Quando finalmente ha potuto comunicare, battendo un dito su una speciale tastiera collegata a un personal computer, Rom Houben ha ammesso che negli infiniti giorni passati nella prigione di un incoscienza apparente «aveva cercato di evadere sognando». Per i medici era in coma, paralizzato da un incidente automobilistico nel 1983.
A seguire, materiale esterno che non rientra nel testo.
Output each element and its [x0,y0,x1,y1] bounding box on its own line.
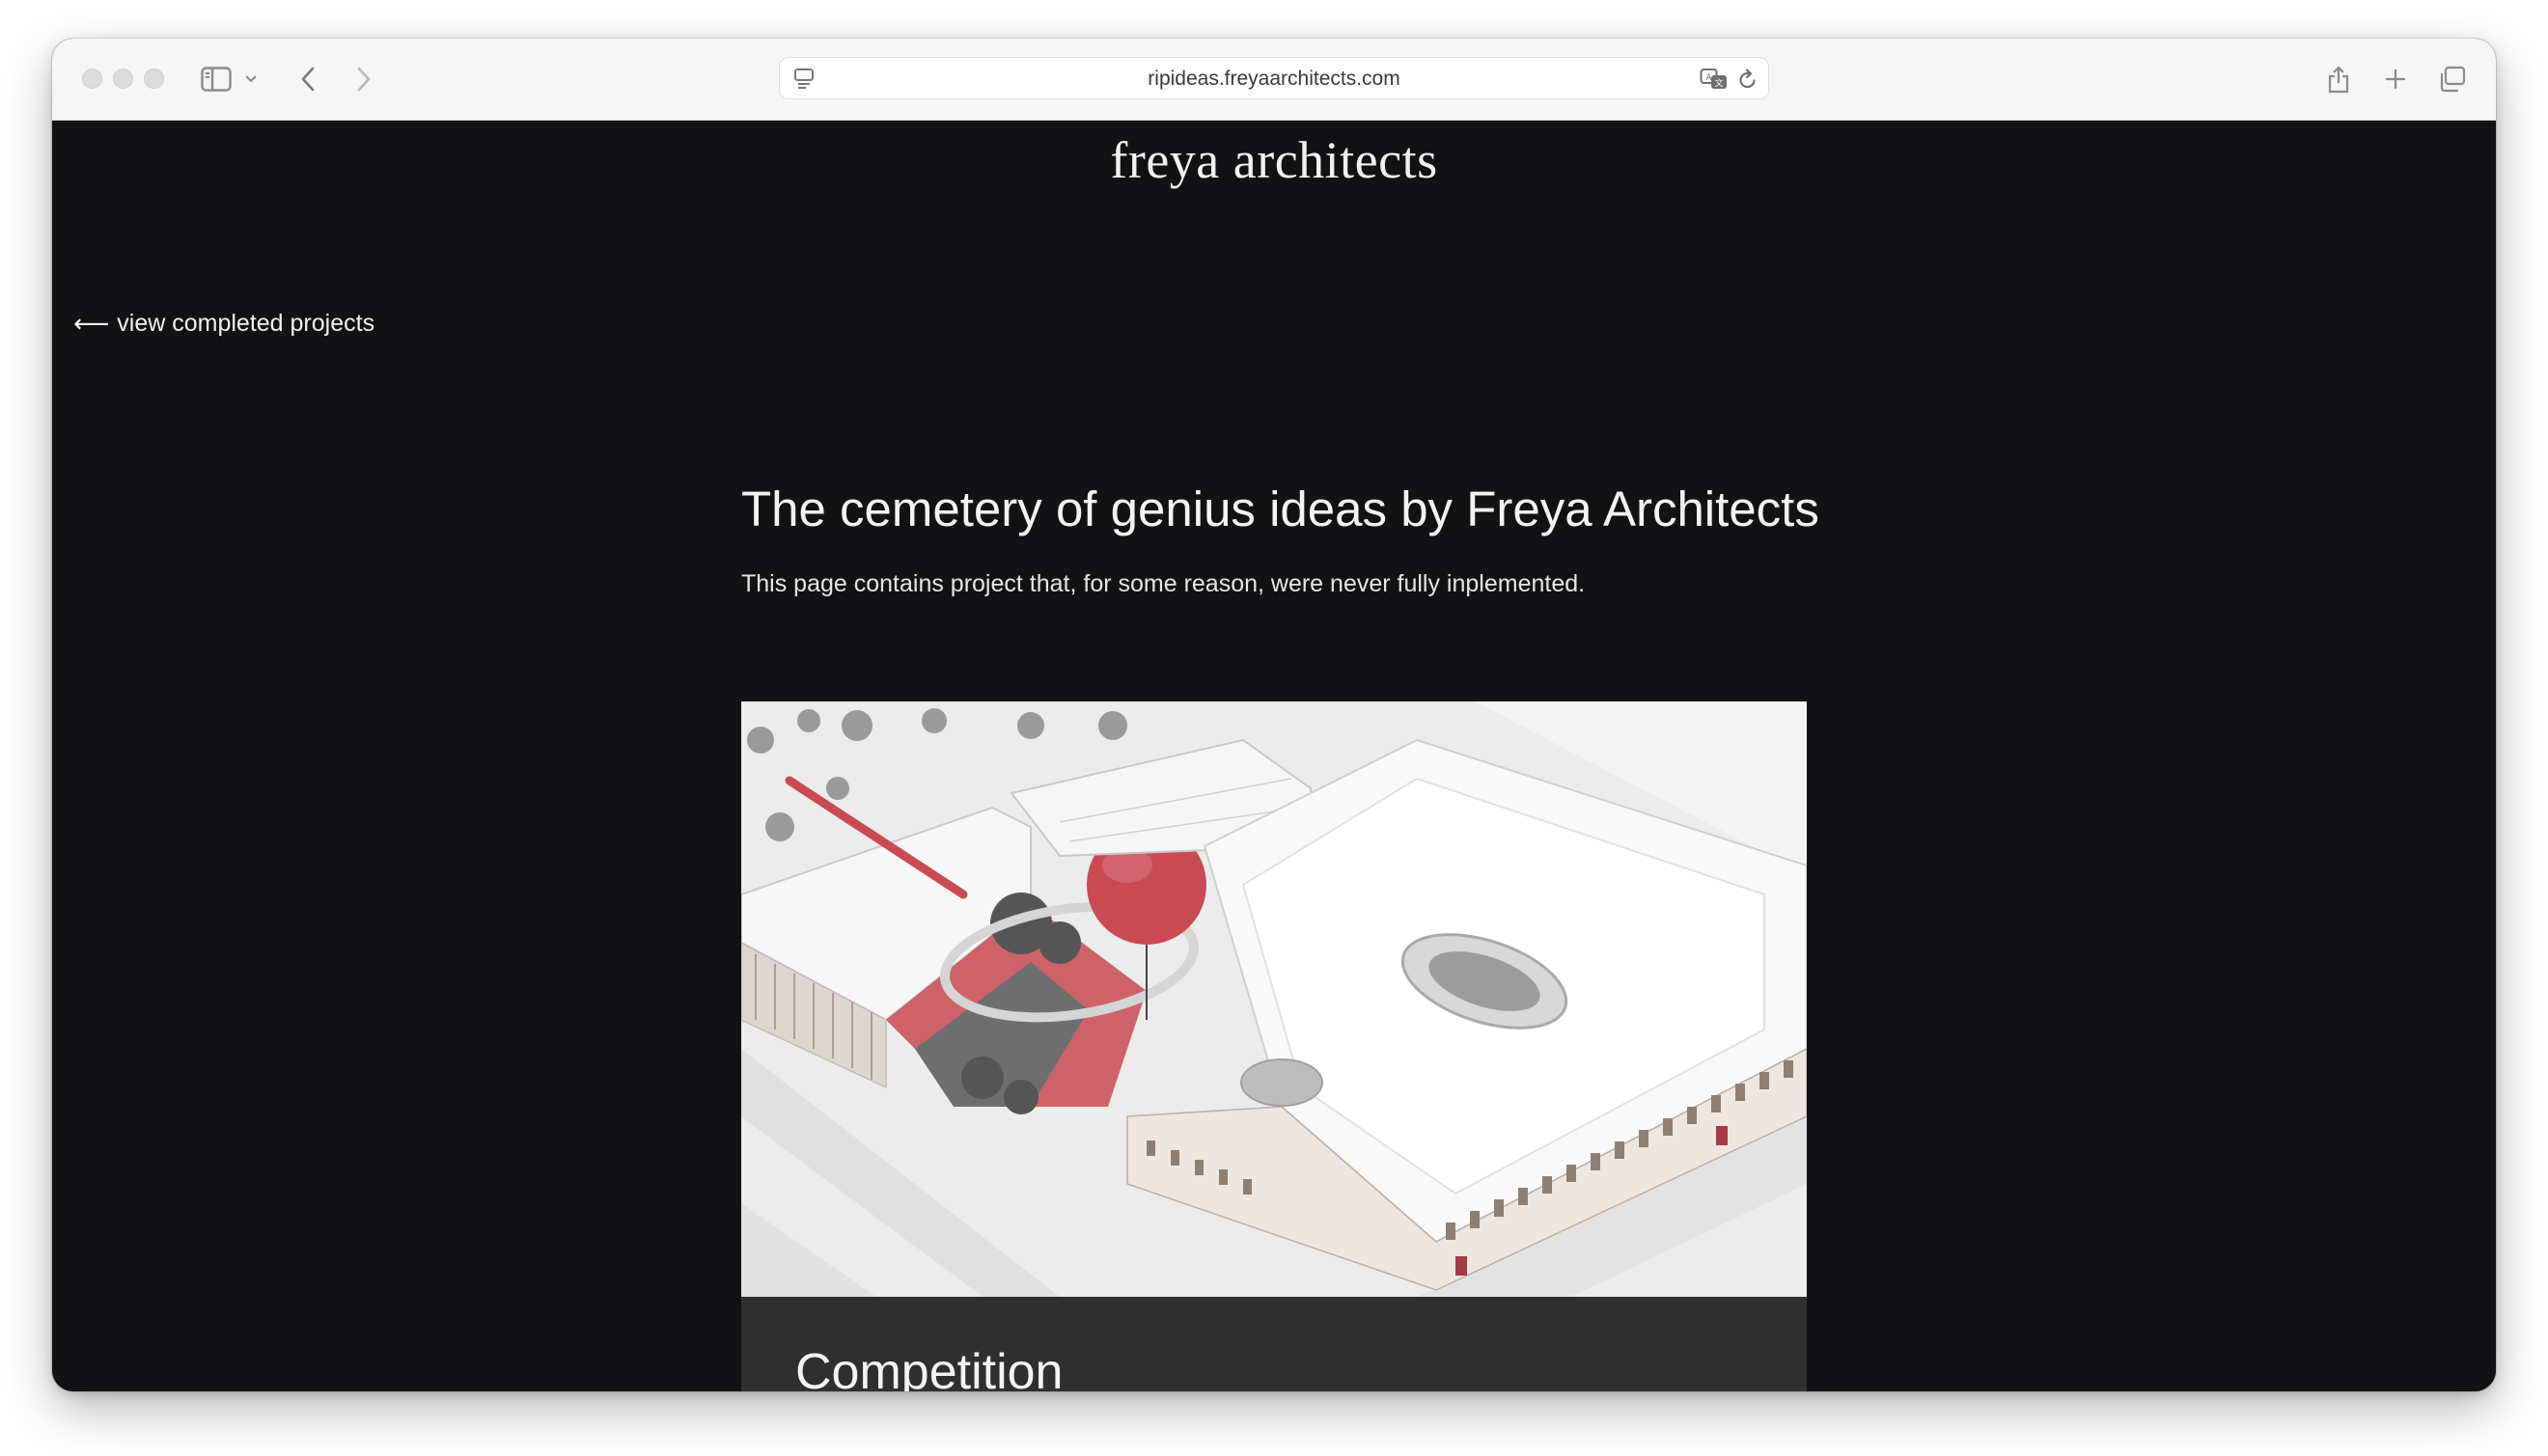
back-icon[interactable] [295,62,320,96]
zoom-window-button[interactable] [144,69,164,89]
page-subtitle: This page contains project that, for som… [741,570,1586,597]
browser-toolbar: ripideas.freyaarchitects.com A 文 [52,39,2496,121]
project-caption: Competition [741,1297,1807,1391]
share-icon[interactable] [2324,62,2353,96]
project-card[interactable]: Competition [741,701,1807,1391]
reload-icon[interactable] [1733,62,1762,96]
url-text: ripideas.freyaarchitects.com [1148,68,1400,90]
web-page: freya architects ⟵ view completed projec… [52,121,2496,1391]
new-tab-icon[interactable] [2381,62,2410,96]
sidebar-toggle-icon[interactable] [199,62,234,96]
project-image[interactable] [741,701,1807,1297]
site-logo[interactable]: freya architects [52,121,2496,200]
address-bar[interactable]: ripideas.freyaarchitects.com A 文 [779,57,1769,99]
svg-text:文: 文 [1714,77,1723,89]
minimize-window-button[interactable] [113,69,133,89]
close-window-button[interactable] [82,69,102,89]
forward-icon[interactable] [351,62,376,96]
browser-window: ripideas.freyaarchitects.com A 文 freya a… [52,39,2496,1391]
page-title: The cemetery of genius ideas by Freya Ar… [741,481,1819,536]
tab-overview-icon[interactable] [2437,62,2468,96]
project-caption-title: Competition [795,1344,1064,1391]
arrow-left-icon: ⟵ [73,309,110,338]
back-link-label: view completed projects [117,310,375,337]
translate-icon[interactable]: A 文 [1699,62,1730,96]
view-completed-projects-link[interactable]: ⟵ view completed projects [73,309,374,339]
chevron-down-icon[interactable] [241,62,261,96]
svg-text:A: A [1705,73,1712,83]
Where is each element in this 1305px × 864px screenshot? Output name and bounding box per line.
“Stato vegetativo persistente” è la diagnosi che ha accompagnato la sua scheda personale, almeno sino a che i ricercatori hanno trovato una via per capire che il cervello era ancora in attività. Gli hanno insegnato a esprimersi e lui l’ha fatto.«Urlavo senza che nessuno potesse sentire – è riuscito a dire –. Sono stato il testimone della mia sofferenza mentre i dottori cercavano di parlarmi, sino al giorno in cui ci hanno rinunciato».
C’era ancora Ronald Reagan alla Casa Bianca e il Muro di Berlino era in piedi, quando Houben è stato dato per spacciato. Il suo dramma s’è consumato nove anni prima di quello che ha colpito Eluana Englaro, la donna di Lecco ridotta a un vegetale nel 1992 e morta lo scorso febbraio in seguito alla sospensione della nutrizione artificiale.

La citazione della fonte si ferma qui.